Sunday, February 3, 2013

I was supposed to write this deep and profound (redundancy intentional) blog series about my 1 1/2 year experience working inside the Operating Room. I planned it to be hard-hitting stuff, life-changing even, the kind of articles that would make you think about one's purpose in this world, how people tend to put much value on the wrongest of things and complain about the most insignificant details, but for some reason, I couldn't find my Paulo-Coelho-meets-Mitch-Albom voice and, after several sessions of trying, is still incapable to write my own version of Tuesdays with The Alchemist. 

Instead, what keeps popping out of my head is this sarcastic Gossip Girl style voice which likes name-dropping popular authors and makes fun of everything. So be it. I'll make use of you.

So, what did I manage to soak up after months inside a place where only few have gone inside of, half of them on the table, anesthetized, and the other half literally running around the place just to properly run the place?

Crocs are best friends. They may look fugly outside the sterile section of the OR but inside, they are your feet's closest buddy. From standing in one place for hours at a time to jogging around the facility for the whole 8 hour shift to doing the Tinikling just to get out of the way of spilling blood during bloody operations, you'd be glad to have a comfy rubber barrier protecting your feet from bodily fluids that are not yours nor from a person you're in an intimate relationship with.

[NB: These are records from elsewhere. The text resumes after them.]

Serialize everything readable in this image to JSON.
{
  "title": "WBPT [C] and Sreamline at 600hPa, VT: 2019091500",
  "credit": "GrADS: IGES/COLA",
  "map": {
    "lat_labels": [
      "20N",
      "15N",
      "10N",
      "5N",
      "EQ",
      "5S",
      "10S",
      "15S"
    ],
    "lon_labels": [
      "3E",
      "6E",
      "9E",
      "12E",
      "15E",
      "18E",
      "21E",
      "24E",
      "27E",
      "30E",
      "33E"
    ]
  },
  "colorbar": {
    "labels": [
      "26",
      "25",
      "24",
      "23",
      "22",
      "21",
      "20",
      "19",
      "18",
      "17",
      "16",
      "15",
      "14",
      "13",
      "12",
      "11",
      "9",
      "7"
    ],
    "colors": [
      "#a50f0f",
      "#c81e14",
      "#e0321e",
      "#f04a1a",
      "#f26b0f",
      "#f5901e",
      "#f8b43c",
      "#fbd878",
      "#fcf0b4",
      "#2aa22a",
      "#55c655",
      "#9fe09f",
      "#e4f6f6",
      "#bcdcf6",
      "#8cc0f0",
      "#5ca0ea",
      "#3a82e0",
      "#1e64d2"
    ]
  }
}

Babies are not as fragile as you think. They are actually very nimble and resilient. After witnessing and assisting in hundreds of Caesarian Sections, I'm pretty much convinced I could throw one out the window and it will survive the fall. (Just a figure of speech, please don't report me to Bantay Bata.)

It's never as horrifying as macabre movies present it to be. Replace the gloomy, oil-stained walls with clean tiles and a set sterile instruments instead of chainsaws and pliers and it's pretty much the same thing, intestines and blood everywhere. The difference only lies in the anesthesia, and the fact that no one ever screams and loses their appetite after a major operation. In fact, it's all you can do to not forget to wash your hands before attacking that waiting meal in the pantry.

Nudity loses... whatever effect it has when you're surrounded by it everyday. Now I  can understand how people can go people-watching in nudist beaches and find nothing out of the ordinary. Now, seeing a pregnant mother's labia majora is just like staring at an elbow. Well, the inner part of a flexed elbow, maybe.

Surgeons are also humans. They have different personalities and techniques, they make mistakes and perform miracles, they sleep on meticulously scrubbed floors and wear crinkled scrub suits to work. They are not self-proclaimed Gods some people assume them to be nor crazy overachievers like the ones in Grey's Anatomy who have sex in the janitor's closet. Okay, I'm not sure about the latter because we do not have janitor's closets to begin with but you get the point.

You never know what you got until it's gone. Sometimes, the simplest things are the most important ones. And ironically, these are the things we most often take for granted. Like, feet, for example. I mean, I like my feet, I take them to spas and pedicures every month. But I, you, and most people, don't go around saying "God, I feel so blessed to have these feet." because they've always been there, attached to your legs.  And then the next thing you know, you're witnessing someone get theirs sawed off because of a disease or a freak accident and the unthinkable possibilities that have never entered your mind seemed all too real and plausible. And trust me, it will make you stop ingesting sugar by the kilo.